He should ask Ram to help him predict security threats with this new rate of activity, but there is a stubborn bit of pride that doesn’t want to admit his current results are sub-optimal. Ram expects better of him, as he should.

“I’ll make up for lost time.”

“Oh?” That is enough to make Ram pause. “How?” Ram’s slight smile says he already knows the answer. Has he already calculated the probability of each possible outcome?

Tron resorts to the one thing he knows Ram won’t have considered as a potential response. It’s a gesture half-remembered from another life. He cups one hand to the side of Ram’s face and touches his mouth to Ram’s.

Ram touches his mouth curiously when Tron draws back. “What was that?”

“It’s a User thing.” He knows that will have to please Ram. He’s so happy just meeting Flynn now and then. He loves the User fiercely, so why is he frowning?

“It’s not like you to borrow your actions from someone else.”

“What did you expect me to do, then?” Tron doesn’t like feeling out of his depth. He was programed to fight for the User and protect the Grid. Beyond that his instincts sometimes feel inadequate. Should he be more direct? He doesn’t want to approach Ram the way he would a fight.

“It doesn’t matter what I expect. I just wanted to see your reaction.”
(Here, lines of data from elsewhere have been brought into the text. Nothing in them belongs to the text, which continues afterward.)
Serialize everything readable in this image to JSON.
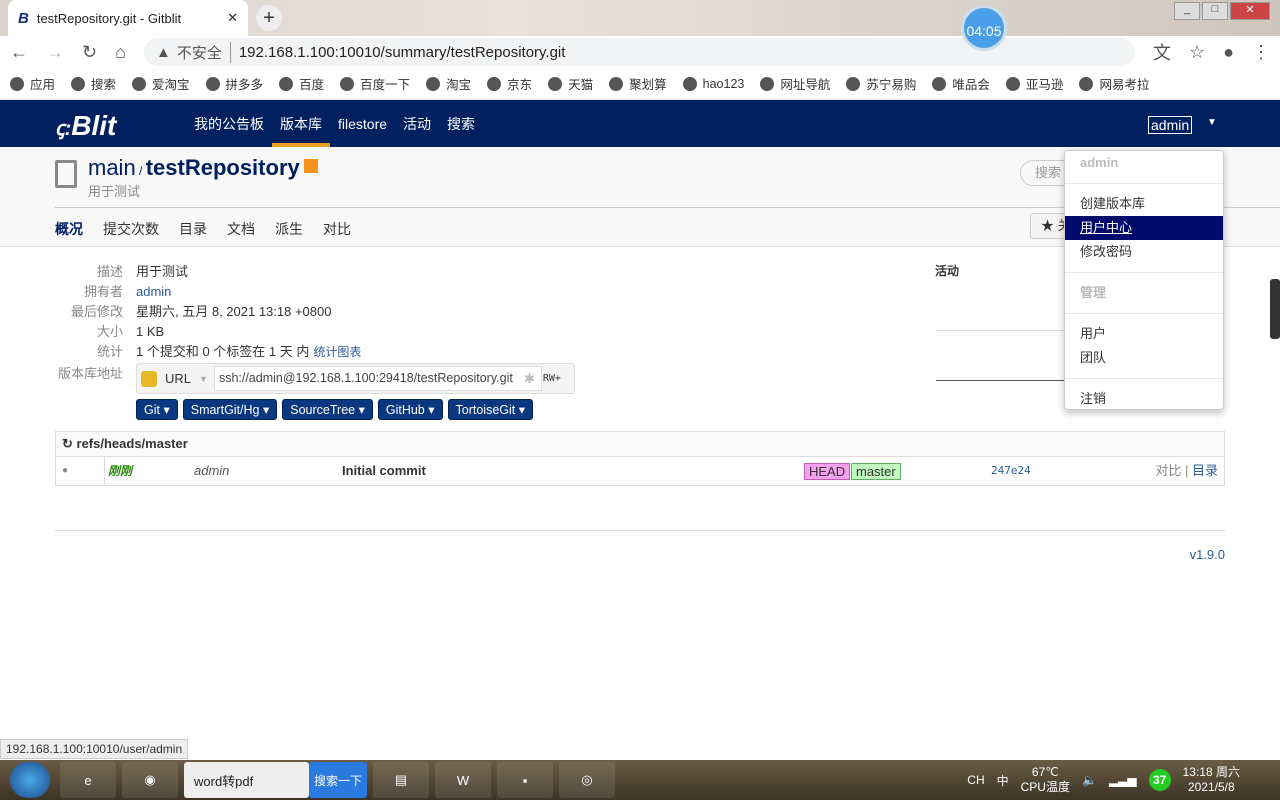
{
  "browser": {
    "tab_title": "testRepository.git - Gitblit",
    "clock": "04:05",
    "insecure": "不安全",
    "url": "192.168.1.100:10010/summary/testRepository.git",
    "bookmarks": [
      "应用",
      "搜索",
      "爱淘宝",
      "拼多多",
      "百度",
      "百度一下",
      "淘宝",
      "京东",
      "天猫",
      "聚划算",
      "hao123",
      "网址导航",
      "苏宁易购",
      "唯品会",
      "亚马逊",
      "网易考拉"
    ]
  },
  "navbar": {
    "logo": "Blit",
    "items": [
      "我的公告板",
      "版本库",
      "filestore",
      "活动",
      "搜索"
    ],
    "active": "版本库",
    "user": "admin"
  },
  "repo": {
    "owner_path": "main",
    "name": "testRepository",
    "description": "用于测试",
    "search_placeholder": "搜索",
    "star_label": "★ 关",
    "tabs": [
      "概况",
      "提交次数",
      "目录",
      "文档",
      "派生",
      "对比"
    ],
    "active_tab": "概况"
  },
  "summary": {
    "rows": [
      {
        "k": "描述",
        "v": "用于测试"
      },
      {
        "k": "拥有者",
        "v": "admin"
      },
      {
        "k": "最后修改",
        "v": "星期六, 五月 8, 2021 13:18 +0800"
      },
      {
        "k": "大小",
        "v": "1 KB"
      },
      {
        "k": "统计",
        "v": "1 个提交和 0 个标签在 1 天 内"
      }
    ],
    "stats_link": "统计图表",
    "url_label": "版本库地址",
    "protocol": "URL",
    "clone_url": "ssh://admin@192.168.1.100:29418/testRepository.git",
    "permission": "RW+",
    "clients": [
      "Git",
      "SmartGit/Hg",
      "SourceTree",
      "GitHub",
      "TortoiseGit"
    ],
    "activity": "活动"
  },
  "refs": {
    "branch": "refs/heads/master",
    "commit": {
      "when": "刚刚",
      "author": "admin",
      "message": "Initial commit",
      "labels": [
        "HEAD",
        "master"
      ],
      "sha": "247e24",
      "compare": "对比",
      "tree": "目录"
    }
  },
  "footer": {
    "version": "v1.9.0"
  },
  "dropdown": {
    "header": "admin",
    "items": [
      "创建版本库",
      "用户中心",
      "修改密码"
    ],
    "admin_header": "管理",
    "admin_items": [
      "用户",
      "团队"
    ],
    "logout": "注销",
    "highlighted": "用户中心"
  },
  "status_url": "192.168.1.100:10010/user/admin",
  "taskbar": {
    "word": "word转pdf",
    "search": "搜索一下",
    "lang": "CH",
    "ime": "中",
    "temp": "67℃",
    "temp_label": "CPU温度",
    "badge": "37",
    "time": "13:18 周六",
    "date": "2021/5/8"
  }
}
His reaction, not modified by anyone else’s input, is to step behind Ram’s console, getting between him and his work, and run hands down his arms. He can feel Ram’s soft pulse under his palms. “I only have so much time before the next crisis. I want to spend it with you.”

Ram leans into him. His arms slip around Tron until there are fingertips brushing his identity disc in a familiar gesture of intimacy. “I was hoping for that.”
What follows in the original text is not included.